Board members I talk to don’t feel insecure to state that their company needs external sales consulting (at least for some industry-specific benchmarks and best-practices that cannot be generated out of thin air within the organisation).
But if you are a sales director or a CEO you might not admit such problems that easy!
If you are a sales director or a CEO for a while it can get somewhat challenging to ask for the budget of some B2B sales help. Many of them shares with us that it does feel risky to ask help in the B2B sales arena.
Where is this uncertainty coming from?
According to my clients: this is a job security issue.
It is their own title (being called sales director or CEO) that makes them feel that B2B sales is something that they should know. They feel that they were hired for their knowledge and experience of B2B sales. So asking for help would be the confession of coming short.
But wait a minute! Isn’t it strange? It is so normal for our CFO to buy tax advisory or for our CTO to buy any kind of IT consulting. And still somehow Chief Sales Officers rarely dare to ask for any sales consulting help. And even when they do, they feel safer to disguise their needs: by buying CRM implementation projects or HR selection consulting when in reality all they want is to talk to somebody who has got sound knowledge about the benchmarks of the sales processes or motivation systems of their industry.

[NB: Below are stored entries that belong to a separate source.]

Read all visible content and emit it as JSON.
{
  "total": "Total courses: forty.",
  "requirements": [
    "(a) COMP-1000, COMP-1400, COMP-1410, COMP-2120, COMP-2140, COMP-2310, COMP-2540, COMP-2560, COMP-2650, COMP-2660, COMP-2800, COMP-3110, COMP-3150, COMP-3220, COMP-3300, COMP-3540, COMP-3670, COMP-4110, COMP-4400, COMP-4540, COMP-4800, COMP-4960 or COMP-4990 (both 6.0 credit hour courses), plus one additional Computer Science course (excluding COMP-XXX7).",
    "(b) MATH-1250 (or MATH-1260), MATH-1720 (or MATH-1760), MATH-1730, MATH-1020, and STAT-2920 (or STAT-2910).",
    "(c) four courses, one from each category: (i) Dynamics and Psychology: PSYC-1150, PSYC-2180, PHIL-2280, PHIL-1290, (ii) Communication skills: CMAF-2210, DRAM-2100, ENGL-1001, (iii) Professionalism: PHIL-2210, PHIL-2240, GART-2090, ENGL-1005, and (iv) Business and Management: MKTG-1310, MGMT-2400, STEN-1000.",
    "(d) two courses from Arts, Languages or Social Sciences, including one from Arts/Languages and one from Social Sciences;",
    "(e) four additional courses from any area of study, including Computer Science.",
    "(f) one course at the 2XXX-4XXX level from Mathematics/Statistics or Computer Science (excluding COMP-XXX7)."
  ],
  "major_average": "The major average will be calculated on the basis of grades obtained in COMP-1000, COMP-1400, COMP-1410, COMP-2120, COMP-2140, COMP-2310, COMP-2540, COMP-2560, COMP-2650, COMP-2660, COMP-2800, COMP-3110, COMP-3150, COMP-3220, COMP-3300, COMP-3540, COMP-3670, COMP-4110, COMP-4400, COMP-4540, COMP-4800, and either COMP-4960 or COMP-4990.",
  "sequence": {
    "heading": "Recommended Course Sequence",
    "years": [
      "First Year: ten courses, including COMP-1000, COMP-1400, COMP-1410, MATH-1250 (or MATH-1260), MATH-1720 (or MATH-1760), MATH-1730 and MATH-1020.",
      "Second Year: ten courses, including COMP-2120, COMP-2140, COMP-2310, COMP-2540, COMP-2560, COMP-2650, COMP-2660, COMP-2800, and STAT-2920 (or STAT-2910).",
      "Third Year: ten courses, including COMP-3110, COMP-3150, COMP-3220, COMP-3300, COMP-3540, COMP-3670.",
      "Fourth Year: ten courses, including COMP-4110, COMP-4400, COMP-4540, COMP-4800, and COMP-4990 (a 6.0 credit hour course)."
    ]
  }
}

(*Image – Brave by Disney/Pixar)
Would you conspire with your sales director?
Some board members do. They share such ideas with their sales directors to enable them to get the budget from the board in a professional way:
- Using instances from the organisation (or from competition)
If there is a tax advisory firm helping our CFO or some consultants are helping our IT department it is effective to show to the decision makers that B2B sales techniques and benchmarks change just as fast as (let’s say) tax legislation and the sales department needs just as much external help as any other department. The other obvious argument is when our competitors are investing in their sales skills.
- Being specific instead of crying out for general help
Instead of “…we’ve tried everything to sell better!…” it is always safer to say: “…we need a better CRM tool to better monitor our sales resources so we need an expert who can help us with the CRM selection…”, “…we need a written B2B Sales Methodology, for quality assurance and for faster break-even of the new sales colleagues…”, “…we need industry benchmarks of sales processes to learn if we are doing better or far worse in the terms of sales-cycles, conversion rates or motivation systems than our competitors…”
- Coming up with some initial ROI calculation drafts
“…If we could shorten our 5-month long sales cycle by 1 month that would bring us cc.12% more monthly revenue…” or “…If we could devise better account management processes, our add-on sales could grow by 10%…”
So this is what you as a board member can do for your sales team – not letting them feel insecure. (Not a bord member? Consider sharing this with the one you trust!)